[ オピニオン ]
(2018/5/10 05:00)
野菜価格の乱高下が著しい。冬に高騰したのも今や昔。3月からの好天は桜の開花を早めただけでなく、スーパーに並ぶ値札も一気に下げた。農産物の値段が不安定なのは世の常とはいえ、消費者の家計管理にとっても生産者の健全経営にとっても、変動が少ないにこしたことはない。
そこで脚光を浴びているのが生産量が安定する植物工場。このほど「日本一小さい村」として知られる富山県舟橋村でもレタスやベビーリーフを育てる新工場が稼働した。
運営する北陸機材(富山市)は信号機などの交通関連機器の施工を手がける。公共工事縮減への危機感から、2009年に植物工場事業に参入した。新工場は培った電気工事のノウハウをもとに栽培用の設備を自ら整えた。

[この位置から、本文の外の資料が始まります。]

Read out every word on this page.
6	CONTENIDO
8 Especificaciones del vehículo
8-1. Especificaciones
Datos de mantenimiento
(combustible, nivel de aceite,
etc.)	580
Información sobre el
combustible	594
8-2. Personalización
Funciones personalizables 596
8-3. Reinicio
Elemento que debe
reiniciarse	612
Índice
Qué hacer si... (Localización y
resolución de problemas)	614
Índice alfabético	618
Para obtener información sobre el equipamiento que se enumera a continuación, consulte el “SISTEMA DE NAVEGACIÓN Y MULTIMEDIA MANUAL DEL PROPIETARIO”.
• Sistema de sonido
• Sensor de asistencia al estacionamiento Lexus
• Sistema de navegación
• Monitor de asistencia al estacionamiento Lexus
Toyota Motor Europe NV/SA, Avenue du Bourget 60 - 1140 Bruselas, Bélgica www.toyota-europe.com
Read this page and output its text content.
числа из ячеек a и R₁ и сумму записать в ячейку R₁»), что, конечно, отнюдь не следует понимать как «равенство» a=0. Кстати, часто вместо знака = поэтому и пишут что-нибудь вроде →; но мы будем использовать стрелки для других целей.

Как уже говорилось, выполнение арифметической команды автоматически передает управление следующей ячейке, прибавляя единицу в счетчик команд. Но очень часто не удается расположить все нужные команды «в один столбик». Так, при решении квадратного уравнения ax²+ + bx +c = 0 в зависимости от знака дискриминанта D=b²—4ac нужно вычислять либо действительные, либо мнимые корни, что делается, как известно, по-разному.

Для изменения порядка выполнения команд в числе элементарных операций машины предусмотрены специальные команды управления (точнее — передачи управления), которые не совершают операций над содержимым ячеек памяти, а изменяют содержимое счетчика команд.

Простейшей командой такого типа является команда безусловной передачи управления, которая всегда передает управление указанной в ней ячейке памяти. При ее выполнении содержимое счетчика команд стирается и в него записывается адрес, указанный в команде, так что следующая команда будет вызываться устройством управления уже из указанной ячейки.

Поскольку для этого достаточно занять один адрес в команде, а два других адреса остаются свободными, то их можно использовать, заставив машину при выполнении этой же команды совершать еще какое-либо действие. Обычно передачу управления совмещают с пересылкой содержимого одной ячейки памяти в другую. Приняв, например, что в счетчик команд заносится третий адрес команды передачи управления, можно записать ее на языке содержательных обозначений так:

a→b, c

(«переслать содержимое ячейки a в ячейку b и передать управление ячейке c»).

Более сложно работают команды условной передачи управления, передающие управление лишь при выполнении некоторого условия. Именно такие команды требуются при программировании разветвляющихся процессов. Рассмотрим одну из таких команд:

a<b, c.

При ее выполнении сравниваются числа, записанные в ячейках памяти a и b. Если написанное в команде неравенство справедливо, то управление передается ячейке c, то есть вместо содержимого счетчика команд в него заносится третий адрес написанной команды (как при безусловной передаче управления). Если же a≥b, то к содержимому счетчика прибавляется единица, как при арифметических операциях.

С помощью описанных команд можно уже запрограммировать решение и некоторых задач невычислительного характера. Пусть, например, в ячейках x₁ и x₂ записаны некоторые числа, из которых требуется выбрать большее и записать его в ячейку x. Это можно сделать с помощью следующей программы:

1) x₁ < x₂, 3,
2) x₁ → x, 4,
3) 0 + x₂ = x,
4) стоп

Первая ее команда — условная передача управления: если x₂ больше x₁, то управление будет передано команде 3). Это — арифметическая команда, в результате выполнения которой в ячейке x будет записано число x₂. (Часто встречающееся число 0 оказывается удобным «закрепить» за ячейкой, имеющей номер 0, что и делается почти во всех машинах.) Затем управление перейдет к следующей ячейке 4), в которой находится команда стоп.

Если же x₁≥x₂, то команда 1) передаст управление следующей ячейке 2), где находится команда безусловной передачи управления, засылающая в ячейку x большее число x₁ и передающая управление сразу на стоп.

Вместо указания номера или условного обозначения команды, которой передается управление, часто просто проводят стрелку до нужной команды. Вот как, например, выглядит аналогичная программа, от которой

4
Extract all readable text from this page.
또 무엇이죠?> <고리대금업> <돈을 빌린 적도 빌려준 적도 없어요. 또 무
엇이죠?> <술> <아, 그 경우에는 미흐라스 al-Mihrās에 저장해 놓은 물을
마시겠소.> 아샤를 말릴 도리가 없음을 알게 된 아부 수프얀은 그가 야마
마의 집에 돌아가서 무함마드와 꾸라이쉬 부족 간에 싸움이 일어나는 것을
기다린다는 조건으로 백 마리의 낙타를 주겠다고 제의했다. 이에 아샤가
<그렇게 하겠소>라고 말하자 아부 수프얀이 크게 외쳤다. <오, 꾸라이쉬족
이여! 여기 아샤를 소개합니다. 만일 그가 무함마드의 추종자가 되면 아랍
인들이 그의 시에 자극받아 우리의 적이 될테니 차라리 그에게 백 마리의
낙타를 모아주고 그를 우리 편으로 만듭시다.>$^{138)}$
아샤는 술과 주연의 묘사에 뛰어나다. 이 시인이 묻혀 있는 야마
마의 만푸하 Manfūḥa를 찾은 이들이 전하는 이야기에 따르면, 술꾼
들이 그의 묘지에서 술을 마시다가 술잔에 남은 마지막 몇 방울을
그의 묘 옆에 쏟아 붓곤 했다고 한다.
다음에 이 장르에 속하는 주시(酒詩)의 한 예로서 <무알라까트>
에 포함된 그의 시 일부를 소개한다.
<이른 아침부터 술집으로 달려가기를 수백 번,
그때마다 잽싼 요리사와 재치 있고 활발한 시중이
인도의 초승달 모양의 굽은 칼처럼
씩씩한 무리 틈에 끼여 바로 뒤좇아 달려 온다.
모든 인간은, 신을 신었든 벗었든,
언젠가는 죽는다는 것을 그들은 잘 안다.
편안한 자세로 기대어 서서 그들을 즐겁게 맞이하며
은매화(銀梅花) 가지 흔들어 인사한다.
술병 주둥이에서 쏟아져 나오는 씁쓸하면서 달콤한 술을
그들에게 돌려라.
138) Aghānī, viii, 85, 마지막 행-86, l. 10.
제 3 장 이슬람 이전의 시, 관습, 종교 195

企業の参入が着々と進む植物工場だが、現状は半数が赤字といわれる。同社もご多分にもれず「利益は出ていない」と川本元充社長は漏らす。ただ、生産能力を従来の5倍に引き上げる新工場により、「再来年には2億円を超える売り上げにしたい」と意気込む。
安定供給を求める市場の要求に合致しながら、収益面から未成熟な産業の植物工場。本業の強みをいかに生かせるかが、成否を分ける試金石になりそうだ。